La borghesia scomparsa e il germe del Sessantotto
Se saranno le vecchie zie a salvarci, di sicuro i nipoti non sono più gli stessi. E’ la crisi di una borghesia forse solo immaginata. Anche qui, lo sguardo vede in avanti, prefigurando il germe che diventerà pustola generazionale e sessantottina. «L’animo di quei borghesi è rimasto attaccato al loro gilè bianco, non vive più sotto i pullovers degli eredi. I figli, i nipoti, i pronipoti di quei vecchi borghesi non vogliono più sembrarlo; vogliono diventare qualcosa di diverso, qualcosa d’altro (…) E’ ricco, ma è debole questo nuovo borghese, perché “intimamente ed eternamente incapace di ricchezza”: potente, trema per un dazio, sussulta per una circolare, palpita per un articolo di giornale». La crisi e la finanziarizzazione del capitalista è dietro l’angolo, questa sì inevitabile. «Il capitale ha perduto forza: è soltanto un peso, un peso da difendere: non seleziona, non raffina. Chi possiede un miliardo, possiede novecentonovantanove milioni di più di chi ne possiede uno soltanto: è una differenza di zeri, fra gente che vale zero». Distaccati dal reale, sterili, i nuovi borghesi «ritornano numeri, consumatori di idee altrui, credenti che non credono, padroni che non comandano».
Una fruttiera sul Colle
Profezie affidate alla lama dell’ironia.

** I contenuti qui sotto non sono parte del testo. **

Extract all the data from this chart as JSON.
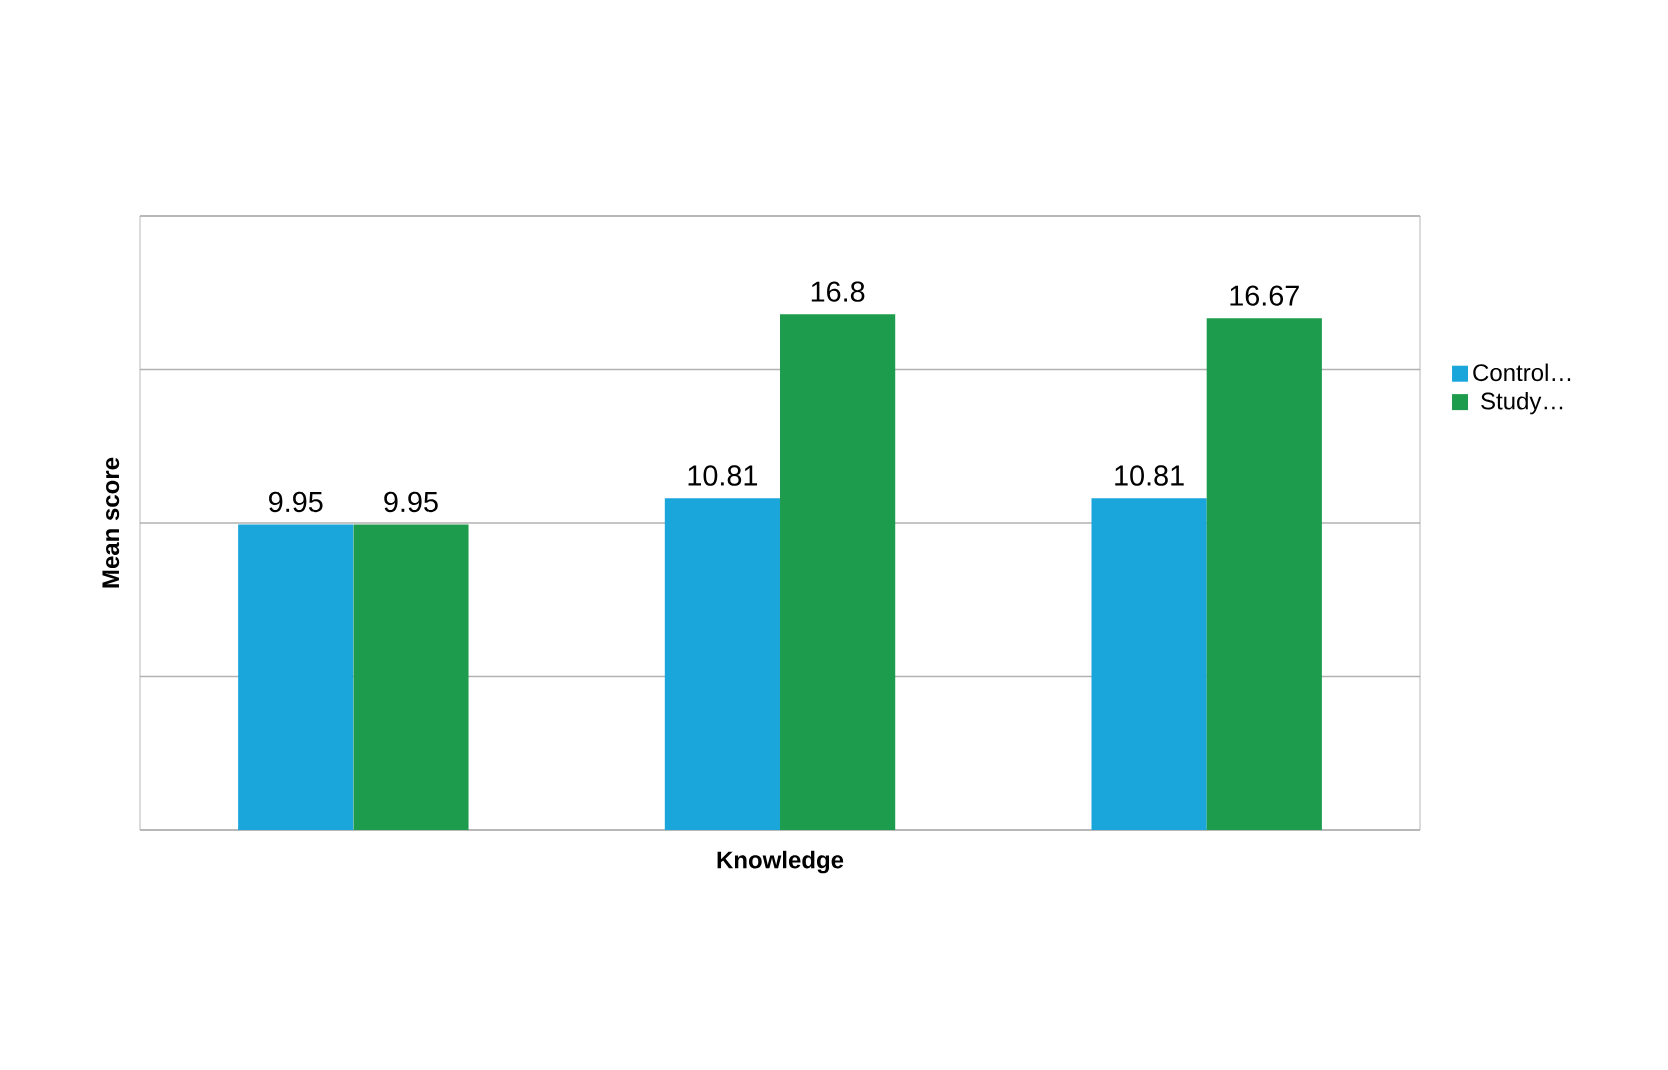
{
  "chart_data": {
    "type": "bar",
    "xlabel": "Knowledge",
    "ylabel": "Mean  score",
    "categories": [
      null,
      null,
      null
    ],
    "series": [
      {
        "name": "Control…",
        "color": "#1ba6db",
        "values": [
          9.95,
          10.81,
          10.81
        ]
      },
      {
        "name": "Study…",
        "color": "#1c9c4c",
        "values": [
          9.95,
          16.8,
          16.67
        ]
      }
    ],
    "ylim": [
      0,
      20
    ],
    "yticks": [
      {
        "value": 0,
        "label": null
      },
      {
        "value": 5,
        "label": null
      },
      {
        "value": 10,
        "label": null
      },
      {
        "value": 15,
        "label": null
      },
      {
        "value": 20,
        "label": null
      }
    ],
    "grid": "y",
    "legend": "right",
    "data_labels": true
  }
}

Il mago Buttafuoco tira fuori dall’infinito cilindro longanesiano un passaggio sulla Presidenza della Repubblica che stordirà, per i fischi, le orecchie incerumate dalle parti del Quirinale. «Un Presidente deve essere qualcosa che stia fra il nonno e il re, fra il preside di liceo e un busto al Pincio (…) e soprattutto, conoscere l’arte di apparire inanimato come un oggetto di gran valore, una fruttiera d’argento, ad esempio, posata sulla credenza di una casa borghese». Non c’è forse una fruttiera d’argento, oggi, nel salotto buono del pifferaio di Pontassieve?